Finanzspekulationen und eine "absolute Autonomie der Märkte" entzögen den Staaten ihr Recht auf Kontrolle des Geldverkehrs im Sinne des Gemeinwohls, so Papst Franziskus.
Finanzspekulationen und eine "absolute Autonomie der Märkte" entzögen den Staaten ihr Recht auf Kontrolle des Geldverkehrs im Sinne des Gemeinwohls, so Papst Franziskus.
Papst Franziskus kritisierte den globalen Finanzmarkt und rief zu einer Reform im Sinne des Gemeinwohls auf.
Franziskus hat an diesem Donnerstag, 16. Mai 2013, zu einer Reform des globalen Finanzmarktes im Sinne des Gemeinwohls aufgerufen. Erstrebenswert sei eine ethische Reform des Systems, sagte der Papst beim Antrittsbesuch der nicht beim Heiligen Stuhl residierenden Botschafter von Luxemburg, Botswana, Kirgisistan und des Inselstaates Antigua und Barbuda im Vatikan.Diese Reform könnte dann zu einer wirtschaftlichen Reform führen, die dem Gemeinwohl zugutekomme, so Franziskus.
Die Verantwortlichen in Politik und Finanzwirtschaft rief er zu mutigen Schritten auf: "Ich fordere sie dazu auf, diese Herausforderung anzugehen, mit Entschiedenheit und Weitblick, und dabei natürlich die Besonderheit der Umstände zu beachten. Geld soll dienen und darf nicht regieren! Der Papst liebt alle, ob reich oder arm; aber der Papst hat im Namen Christi die Pflicht, den Reichen daran zu erinnern, dass er dem Armen helfen muss, dass er ihn respektieren und fördern muss. Der Papst ruft zu selbstloser Solidarität auf und zur Rückkehr der Ethik in der Finanz- und Wirtschaftswelt – zum Wohl des Menschen."
Finanzspekulationen und eine "absolute Autonomie der Märkte" entzögen den Staaten ihr Recht auf Kontrolle des Geldverkehrs im Sinne des Gemeinwohls, führte Franziskus weiter aus. Im ungezügelten globalen Finanzmarkt scheine eine Ideologie auf, in der der Mensch selbst zum Konsumgut degradiert werde. Die Finanz- und Wirtschaftskrise sieht Franziskus als Symptom einer tiefer greifenden anthropologischen Krise. Die Menschheit befinde sich an einem Wendepunkt in ihrer Geschichte – trotz zahlreicher Fortschritte, etwa im Bereich der Gesundheitsvorsorge und der Kommunikation, gebe es in vielen Lebensbereichen Rückschritte. Der Papst nannte hier die Zunahme psychologischer und seelischer Probleme, steigende Gewaltraten, Armut und prekäre Lebensverhältnisse auch in reichen Ländern der Welt.

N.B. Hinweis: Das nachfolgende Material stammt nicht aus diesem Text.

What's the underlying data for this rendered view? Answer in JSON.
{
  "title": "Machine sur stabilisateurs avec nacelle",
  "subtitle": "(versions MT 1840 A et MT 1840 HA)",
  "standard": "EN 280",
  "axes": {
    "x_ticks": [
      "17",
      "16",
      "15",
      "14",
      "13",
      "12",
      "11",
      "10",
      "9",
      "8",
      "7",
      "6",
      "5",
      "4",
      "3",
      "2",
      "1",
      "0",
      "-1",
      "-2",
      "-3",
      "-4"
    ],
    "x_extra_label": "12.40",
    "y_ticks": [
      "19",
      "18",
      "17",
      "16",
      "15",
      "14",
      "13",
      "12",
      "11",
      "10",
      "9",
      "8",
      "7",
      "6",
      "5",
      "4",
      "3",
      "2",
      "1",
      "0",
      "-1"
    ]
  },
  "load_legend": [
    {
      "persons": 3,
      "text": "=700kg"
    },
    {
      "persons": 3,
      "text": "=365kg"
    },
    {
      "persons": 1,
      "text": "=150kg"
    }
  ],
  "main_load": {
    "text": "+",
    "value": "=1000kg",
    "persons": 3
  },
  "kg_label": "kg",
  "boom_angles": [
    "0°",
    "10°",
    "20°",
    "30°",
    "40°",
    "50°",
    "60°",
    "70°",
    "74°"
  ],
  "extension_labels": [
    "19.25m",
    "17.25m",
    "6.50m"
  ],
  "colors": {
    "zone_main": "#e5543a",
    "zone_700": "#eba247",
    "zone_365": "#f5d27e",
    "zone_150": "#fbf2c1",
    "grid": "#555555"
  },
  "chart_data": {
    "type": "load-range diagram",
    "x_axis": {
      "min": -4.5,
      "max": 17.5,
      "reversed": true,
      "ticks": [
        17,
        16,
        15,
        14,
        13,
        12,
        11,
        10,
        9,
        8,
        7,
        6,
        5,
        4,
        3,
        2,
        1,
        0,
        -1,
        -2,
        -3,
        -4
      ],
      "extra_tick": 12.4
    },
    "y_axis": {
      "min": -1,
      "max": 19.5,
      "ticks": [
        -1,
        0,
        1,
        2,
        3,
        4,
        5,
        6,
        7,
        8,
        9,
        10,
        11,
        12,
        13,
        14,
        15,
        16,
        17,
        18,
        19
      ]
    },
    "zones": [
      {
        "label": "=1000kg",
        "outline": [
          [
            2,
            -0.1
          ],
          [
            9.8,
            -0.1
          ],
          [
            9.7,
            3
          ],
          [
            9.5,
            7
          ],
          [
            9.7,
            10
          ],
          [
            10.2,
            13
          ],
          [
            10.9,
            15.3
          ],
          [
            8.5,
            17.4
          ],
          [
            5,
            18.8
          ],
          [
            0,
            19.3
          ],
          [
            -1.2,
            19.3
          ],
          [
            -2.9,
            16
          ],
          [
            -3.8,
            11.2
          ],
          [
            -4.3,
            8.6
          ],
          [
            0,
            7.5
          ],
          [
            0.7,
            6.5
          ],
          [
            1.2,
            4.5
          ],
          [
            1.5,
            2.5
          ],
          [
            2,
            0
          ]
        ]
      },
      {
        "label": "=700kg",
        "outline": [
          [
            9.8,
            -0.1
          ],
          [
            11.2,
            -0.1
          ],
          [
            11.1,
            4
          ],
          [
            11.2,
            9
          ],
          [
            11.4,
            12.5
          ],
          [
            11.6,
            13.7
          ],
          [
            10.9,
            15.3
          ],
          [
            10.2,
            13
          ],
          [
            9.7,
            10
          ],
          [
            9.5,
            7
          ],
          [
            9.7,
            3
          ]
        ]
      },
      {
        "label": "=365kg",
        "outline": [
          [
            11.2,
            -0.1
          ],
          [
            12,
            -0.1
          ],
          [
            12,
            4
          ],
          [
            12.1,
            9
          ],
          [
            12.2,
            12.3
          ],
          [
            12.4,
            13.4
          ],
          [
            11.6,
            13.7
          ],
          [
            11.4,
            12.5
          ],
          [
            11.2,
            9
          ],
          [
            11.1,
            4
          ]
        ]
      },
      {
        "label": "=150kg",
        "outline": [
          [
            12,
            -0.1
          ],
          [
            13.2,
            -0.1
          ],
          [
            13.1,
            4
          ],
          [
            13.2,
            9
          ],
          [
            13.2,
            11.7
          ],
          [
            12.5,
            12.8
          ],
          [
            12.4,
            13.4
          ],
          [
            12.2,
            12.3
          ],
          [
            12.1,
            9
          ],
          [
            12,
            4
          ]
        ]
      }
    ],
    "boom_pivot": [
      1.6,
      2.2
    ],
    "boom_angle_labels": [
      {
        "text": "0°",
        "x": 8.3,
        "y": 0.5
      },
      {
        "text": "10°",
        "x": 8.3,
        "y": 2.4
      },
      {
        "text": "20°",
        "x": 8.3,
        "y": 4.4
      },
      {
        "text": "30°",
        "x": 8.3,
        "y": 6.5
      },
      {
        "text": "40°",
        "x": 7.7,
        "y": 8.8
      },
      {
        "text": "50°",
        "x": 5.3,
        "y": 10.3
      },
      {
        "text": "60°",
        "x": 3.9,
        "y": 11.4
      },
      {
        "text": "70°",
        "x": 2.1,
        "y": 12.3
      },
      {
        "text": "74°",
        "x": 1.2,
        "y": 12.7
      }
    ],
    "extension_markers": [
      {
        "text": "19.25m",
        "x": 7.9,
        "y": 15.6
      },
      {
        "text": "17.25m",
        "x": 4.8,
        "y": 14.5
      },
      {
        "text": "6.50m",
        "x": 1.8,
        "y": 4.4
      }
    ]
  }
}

"Eine der Ursachen dieser Situation liegt meines Erachtens im Verhältnis, das wir zum Geld haben, in der Akzeptanz seiner Herrschaft über uns und über unsere Gesellschaften." Franziskus, der jüngst das Ideal einer "armen Kirche für die Armen" betonte, warnte hier eindringlich vor einer schleichenden Entsolidarisierung in der Gesellschaft: "In einem solchen Kontext wird die Solidarität, die der Schatz der Armen ist, oft als kontraproduktiv gesehen, als Gegenteil der finanziellen und wirtschaftlichen Rationalität. Und während der Verdienst einer Minderheit exponentiell wächst, wird der der Minderheit schwächer."

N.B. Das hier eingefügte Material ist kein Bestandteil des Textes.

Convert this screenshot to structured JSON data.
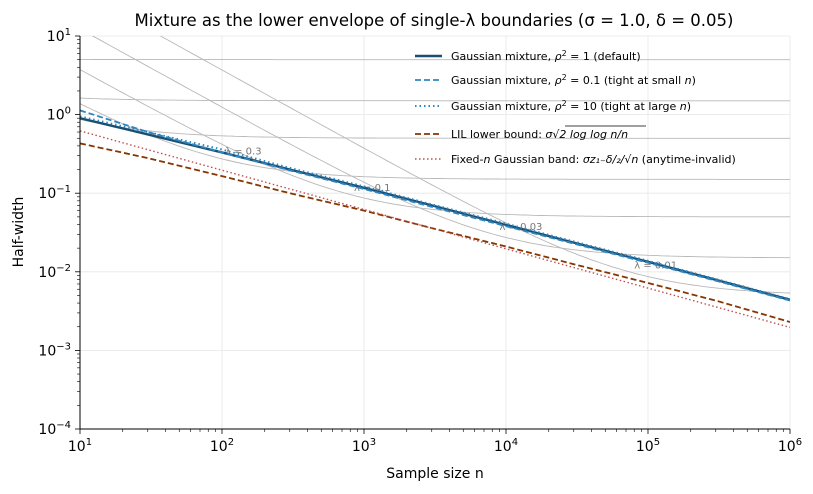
{
  "chart_data": {
    "type": "line",
    "title": "Mixture as the lower envelope of single-λ boundaries  (σ = 1.0, δ = 0.05)",
    "xlabel": "Sample size n",
    "ylabel": "Half-width",
    "xscale": "log",
    "yscale": "log",
    "xlim": [
      10,
      1000000
    ],
    "ylim": [
      0.0001,
      10
    ],
    "grid": true,
    "legend_position": "top-right",
    "x_ticks": [
      {
        "value": 10,
        "base": "10",
        "exp": "1"
      },
      {
        "value": 100,
        "base": "10",
        "exp": "2"
      },
      {
        "value": 1000,
        "base": "10",
        "exp": "3"
      },
      {
        "value": 10000,
        "base": "10",
        "exp": "4"
      },
      {
        "value": 100000,
        "base": "10",
        "exp": "5"
      },
      {
        "value": 1000000,
        "base": "10",
        "exp": "6"
      }
    ],
    "y_ticks": [
      {
        "value": 0.0001,
        "base": "10",
        "exp": "−4"
      },
      {
        "value": 0.001,
        "base": "10",
        "exp": "−3"
      },
      {
        "value": 0.01,
        "base": "10",
        "exp": "−2"
      },
      {
        "value": 0.1,
        "base": "10",
        "exp": "−1"
      },
      {
        "value": 1,
        "base": "10",
        "exp": "0"
      },
      {
        "value": 10,
        "base": "10",
        "exp": "1"
      }
    ],
    "series": [
      {
        "name": "Gaussian mixture, ρ² = 1 (default)",
        "color": "#1b4f72",
        "style": "solid",
        "x": [
          10,
          30,
          100,
          300,
          1000,
          3000,
          10000,
          30000,
          100000,
          300000,
          1000000
        ],
        "y": [
          0.9,
          0.56,
          0.33,
          0.2,
          0.117,
          0.07,
          0.0395,
          0.0235,
          0.0134,
          0.0079,
          0.0044
        ]
      },
      {
        "name": "Gaussian mixture, ρ² = 0.1 (tight at small n)",
        "color": "#2e86c1",
        "style": "dashed",
        "x": [
          10,
          30,
          100,
          300,
          1000,
          3000,
          10000,
          30000,
          100000,
          300000,
          1000000
        ],
        "y": [
          1.13,
          0.6,
          0.33,
          0.195,
          0.113,
          0.067,
          0.038,
          0.0228,
          0.013,
          0.0077,
          0.0043
        ]
      },
      {
        "name": "Gaussian mixture, ρ² = 10 (tight at large n)",
        "color": "#2e86c1",
        "style": "dotted",
        "x": [
          10,
          30,
          100,
          300,
          1000,
          3000,
          10000,
          30000,
          100000,
          300000,
          1000000
        ],
        "y": [
          0.95,
          0.6,
          0.36,
          0.21,
          0.122,
          0.072,
          0.041,
          0.0243,
          0.0138,
          0.0081,
          0.0045
        ]
      },
      {
        "name": "LIL lower bound: σ√(2 log log n/n)",
        "color": "#873600",
        "style": "dashed",
        "x": [
          10,
          30,
          100,
          300,
          1000,
          3000,
          10000,
          30000,
          100000,
          300000,
          1000000
        ],
        "y": [
          0.43,
          0.28,
          0.165,
          0.1,
          0.06,
          0.036,
          0.021,
          0.0125,
          0.0072,
          0.0043,
          0.0023
        ]
      },
      {
        "name": "Fixed-n Gaussian band: σz₁₋δ/₂/√n  (anytime-invalid)",
        "color": "#c0504d",
        "style": "dotted",
        "x": [
          10,
          1000000
        ],
        "y": [
          0.62,
          0.00196
        ]
      }
    ],
    "single_lambda_boundaries": [
      {
        "lambda": 0.3,
        "label": "λ = 0.3",
        "label_x": 105,
        "label_y": 0.31
      },
      {
        "lambda": 0.1,
        "label": "λ = 0.1",
        "label_x": 850,
        "label_y": 0.106
      },
      {
        "lambda": 0.03,
        "label": "λ = 0.03",
        "label_x": 9000,
        "label_y": 0.034
      },
      {
        "lambda": 0.01,
        "label": "λ = 0.01",
        "label_x": 80000,
        "label_y": 0.011
      }
    ],
    "single_lambda_extra": [
      1,
      3,
      10
    ],
    "legend_labels": {
      "s1": {
        "pre": "Gaussian mixture, ",
        "sym": "ρ",
        "sup": "2",
        "post": " = 1 (default)"
      },
      "s2": {
        "pre": "Gaussian mixture, ",
        "sym": "ρ",
        "sup": "2",
        "post": " = 0.1 (tight at small ",
        "n": "n",
        "end": ")"
      },
      "s3": {
        "pre": "Gaussian mixture, ",
        "sym": "ρ",
        "sup": "2",
        "post": " = 10 (tight at large ",
        "n": "n",
        "end": ")"
      },
      "s4": {
        "pre": "LIL lower bound: ",
        "expr": "σ√2 log log n/n"
      },
      "s5": {
        "pre": "Fixed-",
        "n": "n",
        "mid": " Gaussian band: ",
        "expr": "σz₁₋δ/₂/√n",
        "post": "  (anytime-invalid)"
      }
    }
  }
}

Ebenso werde ethisch orientiertes Handeln abgelehnt, klagte Franziskus: "Ethik stört! Sie wird als kontraproduktiv angesehen, als zu menschlich, weil sie Geld und Macht relativiert; wie eine Drohung, weil sie die Manipulation und die Unterwerfung der Person ablehnt. Denn die Ethik führt zu Gott, der sich außerhalb von Marktkategorien zeigt. Gott wird von diesen Finanz- und Wirtschaftsleuten und Politikern als nicht lenkbar, ja sogar gefährlich wahrgenommen, weil er den Menschen zu seiner vollen Verwirklichung ruft und zur Unabhängigkeit von jeder Form der Sklaverei."

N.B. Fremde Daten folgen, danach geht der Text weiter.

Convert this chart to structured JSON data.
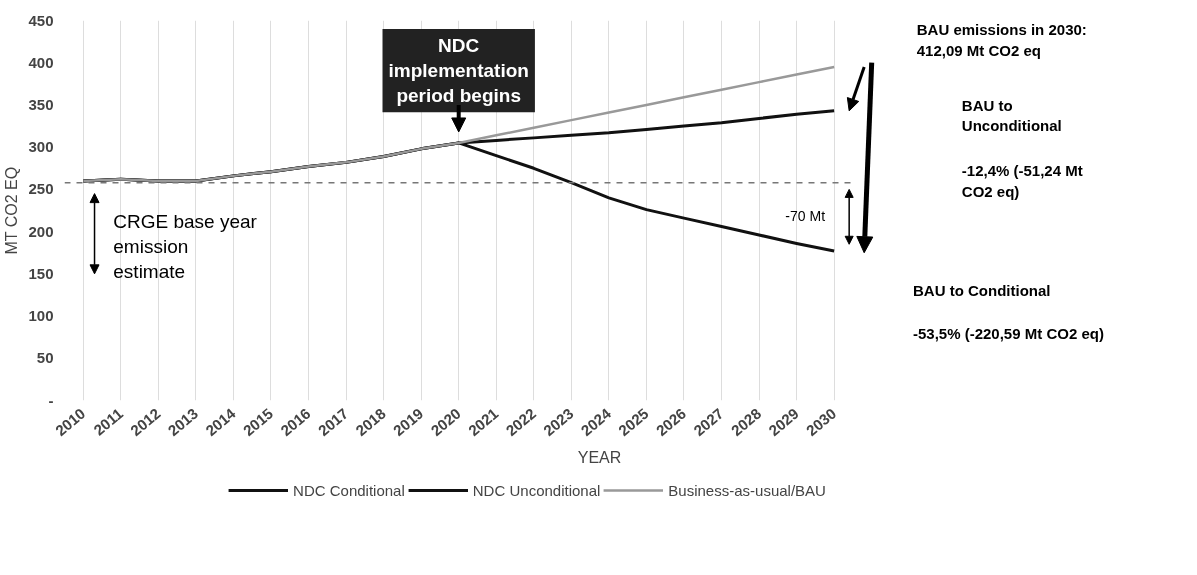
{
  "chart_data": {
    "type": "line",
    "xlabel": "YEAR",
    "ylabel": "MT CO2 EQ",
    "categories": [
      "2010",
      "2011",
      "2012",
      "2013",
      "2014",
      "2015",
      "2016",
      "2017",
      "2018",
      "2019",
      "2020",
      "2021",
      "2022",
      "2023",
      "2024",
      "2025",
      "2026",
      "2027",
      "2028",
      "2029",
      "2030"
    ],
    "series": [
      {
        "name": "NDC Conditional",
        "color": "#111111",
        "values": [
          260,
          262,
          260,
          260,
          266,
          271,
          277,
          282,
          289,
          298,
          305,
          290,
          275,
          258,
          240,
          226,
          216,
          206,
          196,
          186,
          177
        ]
      },
      {
        "name": "NDC Unconditional",
        "color": "#111111",
        "values": [
          260,
          262,
          260,
          260,
          266,
          271,
          277,
          282,
          289,
          298,
          305,
          308,
          311,
          314,
          317,
          321,
          325,
          329,
          334,
          339,
          343
        ]
      },
      {
        "name": "Business-as-usual/BAU",
        "color": "#999999",
        "values": [
          260,
          262,
          260,
          260,
          266,
          271,
          277,
          282,
          289,
          298,
          305,
          314,
          323,
          332,
          341,
          350,
          359,
          368,
          377,
          386,
          395
        ]
      }
    ],
    "ylim": [
      0,
      450
    ],
    "yticks": [
      {
        "value": 0,
        "label": "-"
      },
      50,
      100,
      150,
      200,
      250,
      300,
      350,
      400,
      450
    ],
    "grid": "x",
    "legend": "bottom",
    "line_style": "solid",
    "ref_lines": [
      {
        "axis": "y",
        "value": 258,
        "label": null,
        "color": "#777777",
        "line_style": "dashed"
      }
    ],
    "annotations": [
      "NDC implementation period begins",
      "CRGE base year emission estimate",
      "-70 Mt",
      "BAU emissions in 2030: 412,09 Mt CO2 eq",
      "BAU to Unconditional",
      "-12,4% (-51,24 Mt CO2 eq)",
      "BAU to Conditional",
      "-53,5% (-220,59 Mt CO2 eq)"
    ]
  }
}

Der Kirche gehe es immer um ganzheitlichen Fortschritt jeder Person, betonte der Papst weiter. Franziskus zeigte sich hoffnungsvoll, dass sich irgendwann die "absolute Dichotomie zwischen der wirtschaftlichen und sozialen Sphäre in einem gesunden Zusammenleben" beider auflösen lasse.